▪ Vous avez entendu parler du mode risk on (appétence des investisseurs pour le risque) ; vous avez entendu parler du mode risk off (aversion des investisseurs pour le risque)… mais avez-vous entendu parler du everything off (les investisseurs vident leur portefeuille) ?
C’est là le mouvement qui semble être sous-jacent en ce moment même. Les investisseurs bradent à bas prix tous les sigles de la Bourse : les actions — américaines ou pas –, les obligations d’Etat, les obligations de société, les métaux précieux, le pétrole brut et pratiquement toutes les autres matières premières.
Naturellement, sur le long terme, les fondamentaux sous-jacents comme la croissance des bénéfices et les rendements des actions commanderont les choix d’investissement de chacun.
Mais sur le court terme, les mers incertaines des gouvernements interventionnistes et du capitalisme de connivence « trop grand pour faire faillite » (too big to fail) peuvent faire chavirer même les plus sûres des stratégies d’investissement.
Certes, les entreprises exceptionnelles resteront exceptionnelles. Mais lorsque les gouvernements fixent de façon active le coût du crédit, tout en sauvant de façon sélective les gouvernements et les entreprises voués à l’échec, la gangrène se répand. Et lorsque la gangrène se répand, les organismes sains doivent lutter pour prendre racine et croître.
En outre, personne ne veut construire quoi que ce soit sur des fondations pourries. Par conséquent, si les investisseurs croient en masse que les fondements qui sous-tendent leurs investissements sont corrompus et pourris, ils chercheront à construire leur richesse ailleurs — soit dans d’autres juridictions soit tout simplement dans d’autres classes d’actifs.

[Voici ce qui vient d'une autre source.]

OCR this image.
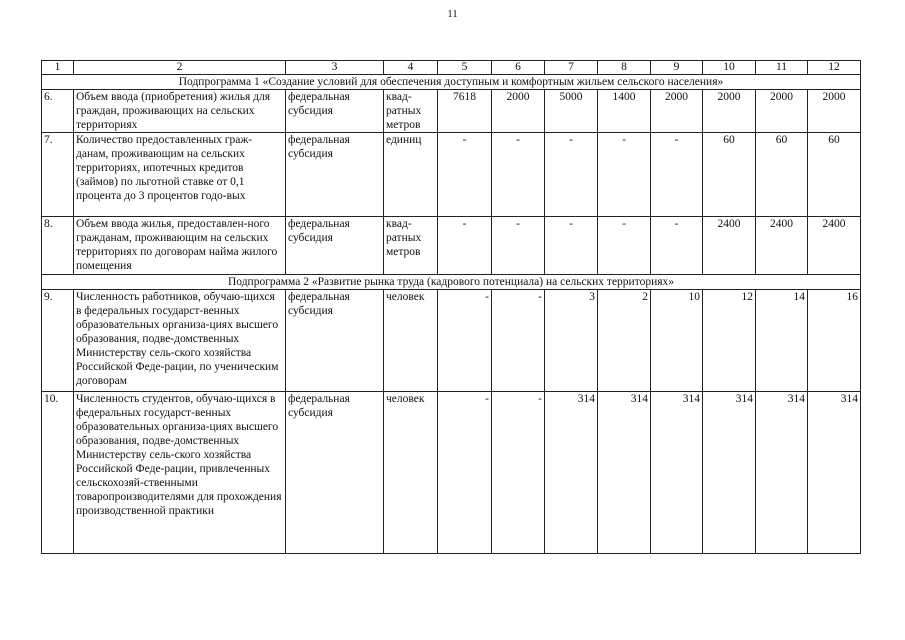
11
1	2	3	4	5	6	7	8	9	10	11	12
Подпрограмма 1 «Создание условий для обеспечения доступным и комфортным жильем сельского населения»											
6.	Объем ввода (приобретения) жилья для граждан, проживающих на сельских территориях	федеральная субсидия	квад-ратных метров	7618	2000	5000	1400	2000	2000	2000	2000
7.	Количество предоставленных граж-данам, проживающим на сельских территориях, ипотечных кредитов (займов) по льготной ставке от 0,1 процента до 3 процентов годо-вых	федеральная субсидия	единиц	-	-	-	-	-	60	60	60
8.	Объем ввода жилья, предоставлен-ного гражданам, проживающим на сельских территориях по договорам найма жилого помещения	федеральная субсидия	квад-ратных метров	-	-	-	-	-	2400	2400	2400
Подпрограмма 2 «Развитие рынка труда (кадрового потенциала) на сельских территориях»											
9.	Численность работников, обучаю-щихся в федеральных государст-венных образовательных организа-циях высшего образования, подве-домственных Министерству сель-ского хозяйства Российской Феде-рации, по ученическим договорам	федеральная субсидия	человек	-	-	3	2	10	12	14	16
10.	Численность студентов, обучаю-щихся в федеральных государст-венных образовательных организа-циях высшего образования, подве-домственных Министерству сель-ского хозяйства Российской Феде-рации, привлеченных сельскохозяй-ственными товаропроизводителями для прохождения производственной практики	федеральная субсидия	человек	-	-	314	314	314	314	314	314
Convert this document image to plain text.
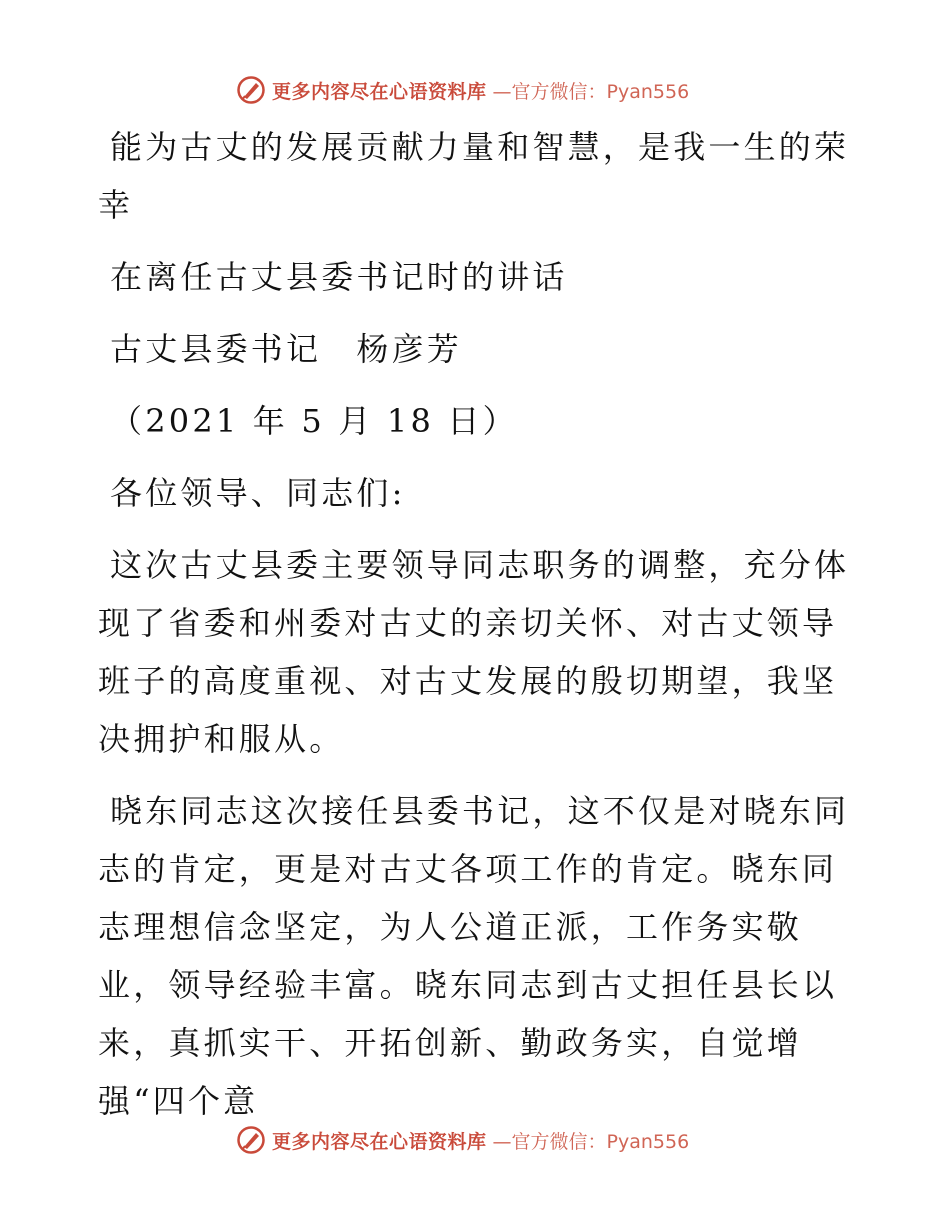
更多内容尽在心语资料库 —官方微信：Pyan556

能为古丈的发展贡献力量和智慧，是我一生的荣幸

在离任古丈县委书记时的讲话

古丈县委书记　杨彦芳

（2021 年 5 月 18 日）

各位领导、同志们:

这次古丈县委主要领导同志职务的调整，充分体现了省委和州委对古丈的亲切关怀、对古丈领导班子的高度重视、对古丈发展的殷切期望，我坚决拥护和服从。

晓东同志这次接任县委书记，这不仅是对晓东同志的肯定，更是对古丈各项工作的肯定。晓东同志理想信念坚定，为人公道正派，工作务实敬业，领导经验丰富。晓东同志到古丈担任县长以来，真抓实干、开拓创新、勤政务实，自觉增强“四个意

更多内容尽在心语资料库 —官方微信：Pyan556
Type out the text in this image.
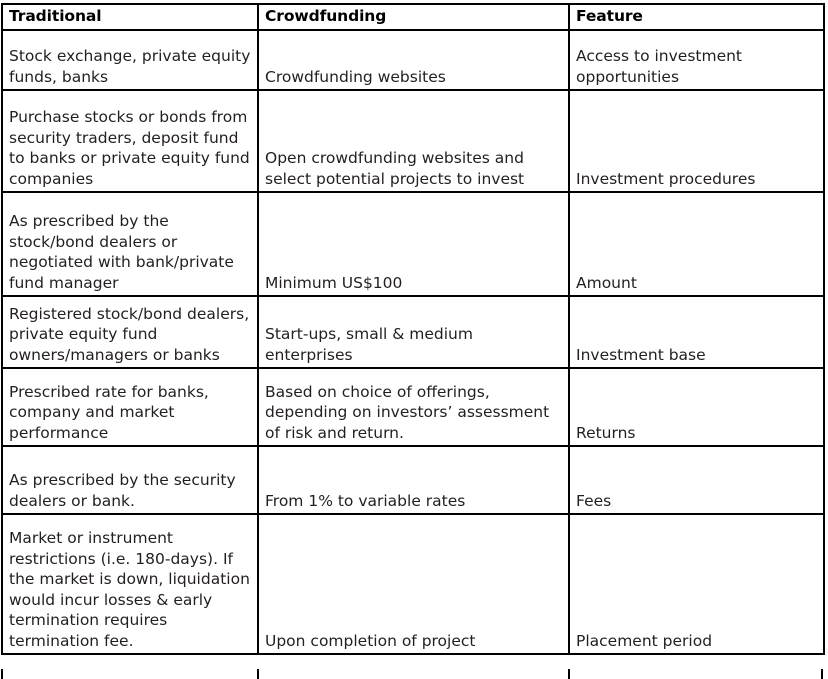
Traditional	Crowdfunding	Feature
Stock exchange, private equity funds, banks	Crowdfunding websites	Access to investment opportunities
Purchase stocks or bonds from security traders, deposit fund to banks or private equity fund companies	Open crowdfunding websites and select potential projects to invest	Investment procedures
As prescribed by the stock/bond dealers or negotiated with bank/private fund manager	Minimum US$100	Amount
Registered stock/bond dealers, private equity fund owners/managers or banks	Start-ups, small & medium enterprises	Investment base
Prescribed rate for banks, company and market performance	Based on choice of offerings, depending on investors’ assessment of risk and return.	Returns
As prescribed by the security dealers or bank.	From 1% to variable rates	Fees
Market or instrument restrictions (i.e. 180-days). If the market is down, liquidation would incur losses & early termination requires termination fee.	Upon completion of project	Placement period
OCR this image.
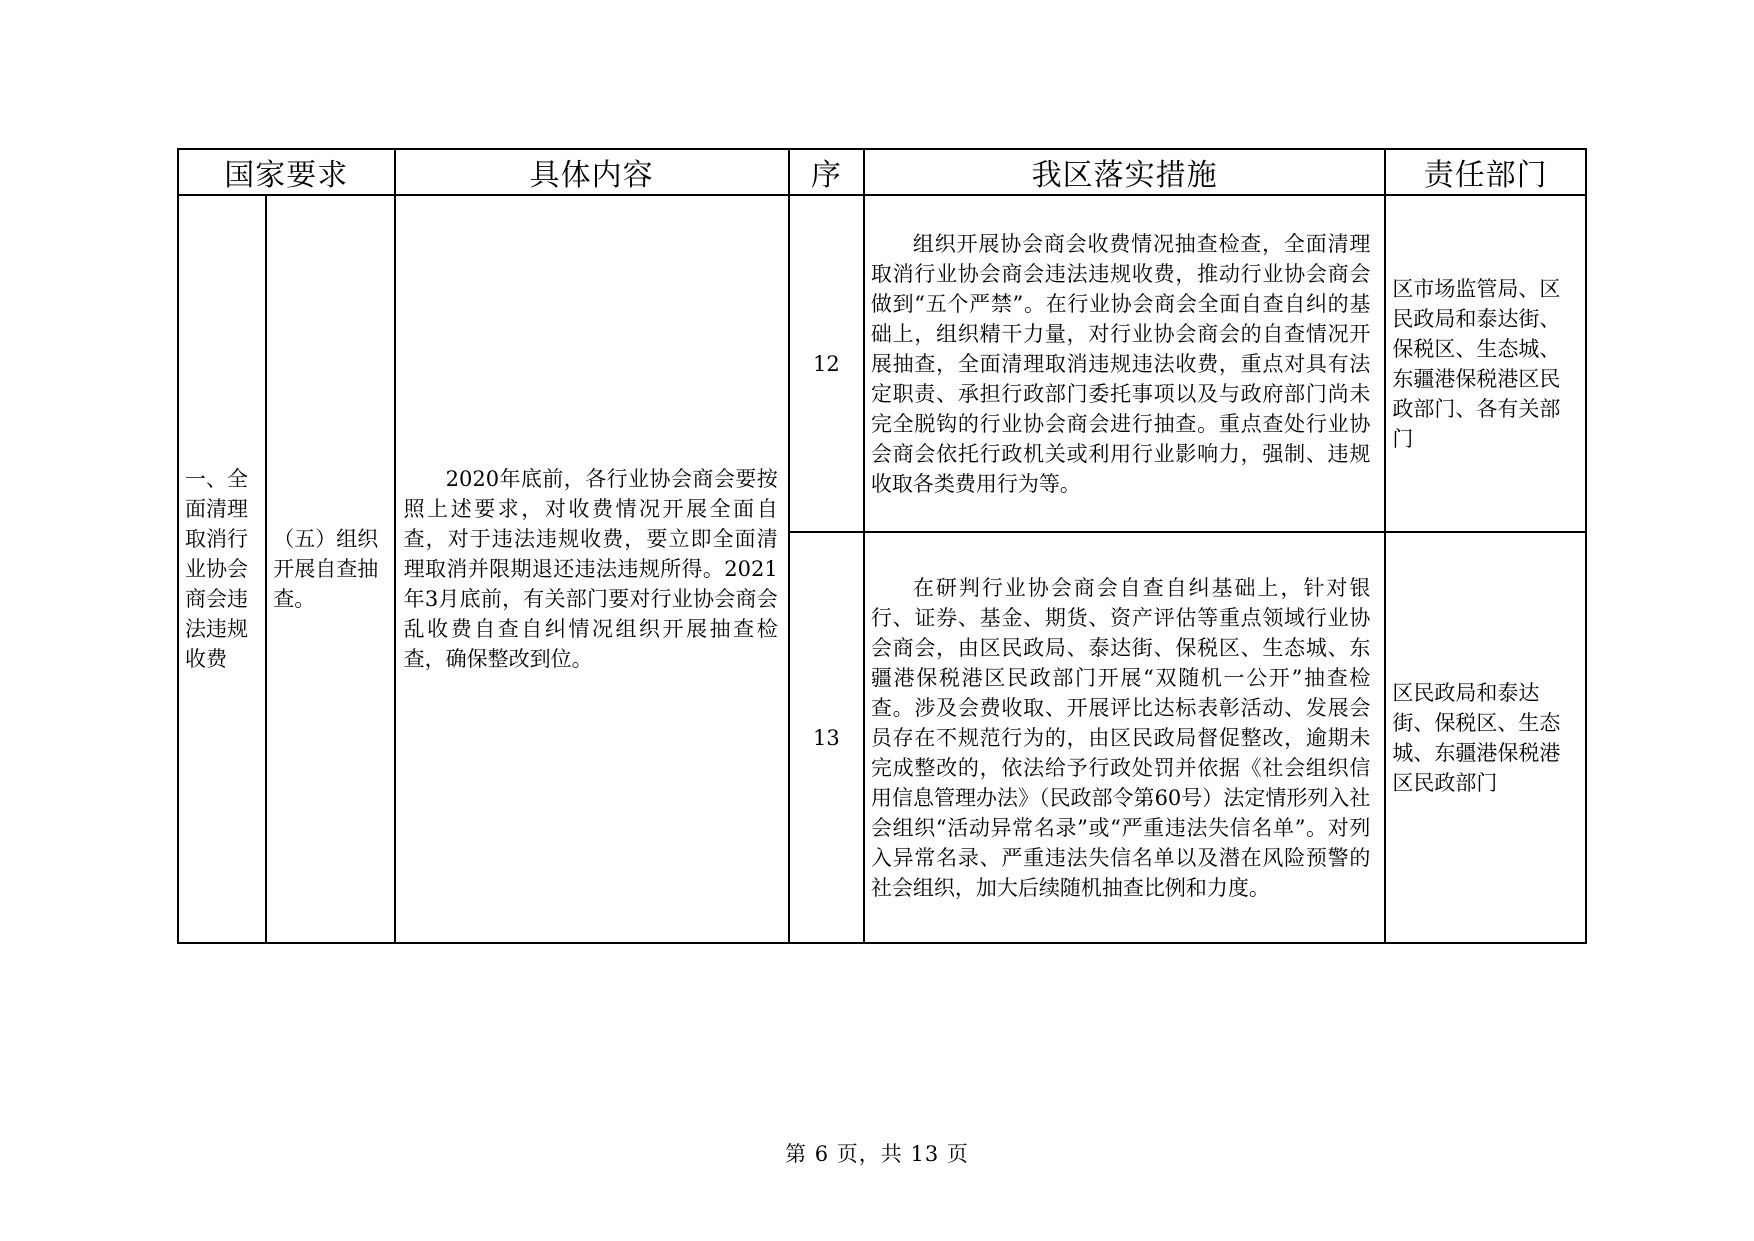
国家要求		具体内容	序	我区落实措施	责任部门
一、全面清理取消行业协会商会违法违规收费	（五）组织开展自查抽查。	2020年底前，各行业协会商会要按照上述要求，对收费情况开展全面自查，对于违法违规收费，要立即全面清理取消并限期退还违法违规所得。2021年3月底前，有关部门要对行业协会商会乱收费自查自纠情况组织开展抽查检查，确保整改到位。	12	组织开展协会商会收费情况抽查检查，全面清理取消行业协会商会违法违规收费，推动行业协会商会做到“五个严禁”。在行业协会商会全面自查自纠的基础上，组织精干力量，对行业协会商会的自查情况开展抽查，全面清理取消违规违法收费，重点对具有法定职责、承担行政部门委托事项以及与政府部门尚未完全脱钩的行业协会商会进行抽查。重点查处行业协会商会依托行政机关或利用行业影响力，强制、违规收取各类费用行为等。	区市场监管局、区民政局和泰达街、保税区、生态城、东疆港保税港区民政部门、各有关部门
			13	在研判行业协会商会自查自纠基础上，针对银行、证券、基金、期货、资产评估等重点领域行业协会商会，由区民政局、泰达街、保税区、生态城、东疆港保税港区民政部门开展“双随机一公开”抽查检查。涉及会费收取、开展评比达标表彰活动、发展会员存在不规范行为的，由区民政局督促整改，逾期未完成整改的，依法给予行政处罚并依据《社会组织信用信息管理办法》（民政部令第60号）法定情形列入社会组织“活动异常名录”或“严重违法失信名单”。对列入异常名录、严重违法失信名单以及潜在风险预警的社会组织，加大后续随机抽查比例和力度。	区民政局和泰达街、保税区、生态城、东疆港保税港区民政部门
第 6 页，共 13 页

Ils chercheront à construire leur richesse aussi loin que possible des politiques interventionnistes pourries. C’est-à-dire qu’ils rechercheront les plus sûres devises et les actions ou obligations étrangères les plus attirantes et accumuleront des actifs que les gouvernements ne peuvent pas facilement corrompre — comme l’immobilier, les métaux précieux et autres biens physiques.
▪ A votre tour, cher lecteur !
Cette petite introduction nous amène naturellement à la dernière (et très intéressante) idée en date dans nos bureaux. Nous vous demanderons, cher lecteur, votre conception d’un « portefeuille permanent ». Voici le contexte :
Il y a quelques dizaines d’années, un certain Harry Browne a imaginé une stratégie d’investissement qu’il surnomma le « portefeuille permanent ». L’idée était si simple qu’elle en paraissait presque stupide. Pourtant, les années passant, nous avons découvert que cette idée était absolument géniale.
Il suggérait de construire un portefeuille d’investissement à partir de seulement quatre composants : or, obligations, actions et liquidités.
L’idée était qu’à n’importe quel moment, deux ou trois sur ces quatre composants pourraient être sous-performants — mais les autres composants du portefeuille performeraient si bien qu’on obtiendrait un bénéfice global dépassant toute hausse du coût de la vie.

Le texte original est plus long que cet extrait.